What are SLIs?
Service Level Indicators (SLIs) are carefully defined quantitative measures of some aspect of the level of service that is provided. They form the foundation of reliability engineering by providing measurable metrics that reflect the user experience and system performance[3].
SLIs are crucial in both Site Reliability Engineering (SRE) and DevOps because they provide objective data for making informed decisions about system reliability. Without clearly defined SLIs, teams lack the visibility needed to understand if their services are meeting user expectations or where improvements are needed[7].
In practical terms, SLIs are metrics over time which inform about the health of a service[1]. They serve as the raw measurements that feed into Service Level Objectives (SLOs), which in turn inform Service Level Agreements (SLAs). This hierarchical relationship creates a framework for managing reliability:
- SLIs measure specific aspects of service performance
- SLOs set targets for those measurements
- SLAs formalize commitments based on those targets
For example, if we consider a web application, an SLI might measure the percentage of requests that complete in under 200ms. The corresponding SLO might state that 99% of requests should complete within that timeframe. Finally, an SLA might formalize this commitment to customers with specific consequences if the objective isn’t met[11].
SLIs vs SLOs vs SLAs
Understanding the distinction between these three concepts is essential for effective reliability engineering:
Service Level Indicators (SLIs) are the actual measurements of service performance. They are the metrics that matter to users and reflect the quality of service being delivered. Examples include error rates, latency measurements, and system throughput[3].

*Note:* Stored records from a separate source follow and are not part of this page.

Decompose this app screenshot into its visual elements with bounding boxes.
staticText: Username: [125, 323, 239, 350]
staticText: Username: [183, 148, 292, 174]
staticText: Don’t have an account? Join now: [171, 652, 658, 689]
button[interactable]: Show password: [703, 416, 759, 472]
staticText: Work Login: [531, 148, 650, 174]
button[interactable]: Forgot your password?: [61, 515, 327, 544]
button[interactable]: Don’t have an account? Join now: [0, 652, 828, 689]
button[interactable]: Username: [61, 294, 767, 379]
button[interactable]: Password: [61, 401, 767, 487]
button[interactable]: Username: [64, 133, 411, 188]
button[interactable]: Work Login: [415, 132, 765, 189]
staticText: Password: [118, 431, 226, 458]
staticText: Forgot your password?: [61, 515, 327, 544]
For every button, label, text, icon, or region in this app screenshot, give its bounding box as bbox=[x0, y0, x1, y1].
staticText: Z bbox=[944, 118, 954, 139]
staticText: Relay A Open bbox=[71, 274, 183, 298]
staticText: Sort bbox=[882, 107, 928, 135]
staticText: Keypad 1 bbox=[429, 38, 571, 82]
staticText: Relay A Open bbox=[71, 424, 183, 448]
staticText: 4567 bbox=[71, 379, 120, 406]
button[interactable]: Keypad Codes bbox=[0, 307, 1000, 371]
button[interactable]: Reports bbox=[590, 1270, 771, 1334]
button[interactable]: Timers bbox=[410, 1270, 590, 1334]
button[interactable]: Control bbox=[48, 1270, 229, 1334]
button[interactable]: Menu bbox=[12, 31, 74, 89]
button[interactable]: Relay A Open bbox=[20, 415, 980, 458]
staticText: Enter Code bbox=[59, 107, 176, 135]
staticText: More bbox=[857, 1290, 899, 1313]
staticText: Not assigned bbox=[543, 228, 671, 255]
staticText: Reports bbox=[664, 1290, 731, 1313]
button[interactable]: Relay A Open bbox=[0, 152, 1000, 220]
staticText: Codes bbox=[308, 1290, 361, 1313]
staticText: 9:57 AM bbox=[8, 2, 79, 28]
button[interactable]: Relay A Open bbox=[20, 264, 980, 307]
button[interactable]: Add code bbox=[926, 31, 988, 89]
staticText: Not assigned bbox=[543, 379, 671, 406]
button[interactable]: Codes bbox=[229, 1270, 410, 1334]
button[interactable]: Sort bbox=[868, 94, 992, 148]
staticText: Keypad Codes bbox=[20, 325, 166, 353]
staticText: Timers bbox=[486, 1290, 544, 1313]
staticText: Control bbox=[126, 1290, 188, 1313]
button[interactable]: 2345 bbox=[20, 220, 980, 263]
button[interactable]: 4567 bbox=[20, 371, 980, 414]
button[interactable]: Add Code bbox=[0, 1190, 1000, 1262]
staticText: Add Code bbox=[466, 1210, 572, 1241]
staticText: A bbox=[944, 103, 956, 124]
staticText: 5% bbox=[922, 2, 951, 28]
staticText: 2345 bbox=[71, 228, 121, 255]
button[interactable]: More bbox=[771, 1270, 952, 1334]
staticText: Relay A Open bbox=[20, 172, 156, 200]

Service Level Objectives (SLOs) are target values or ranges for a service level measured by an SLI. They define the expectations for how reliable a service should be. For instance, an SLO might state that 99.9% of requests should return successfully over a 30-day window[1].
Service Level Agreements (SLAs) are formal contracts that include SLOs and specify consequences if service levels aren’t met. SLAs typically include penalties, such as financial compensation or service credits, when objectives aren’t achieved[9].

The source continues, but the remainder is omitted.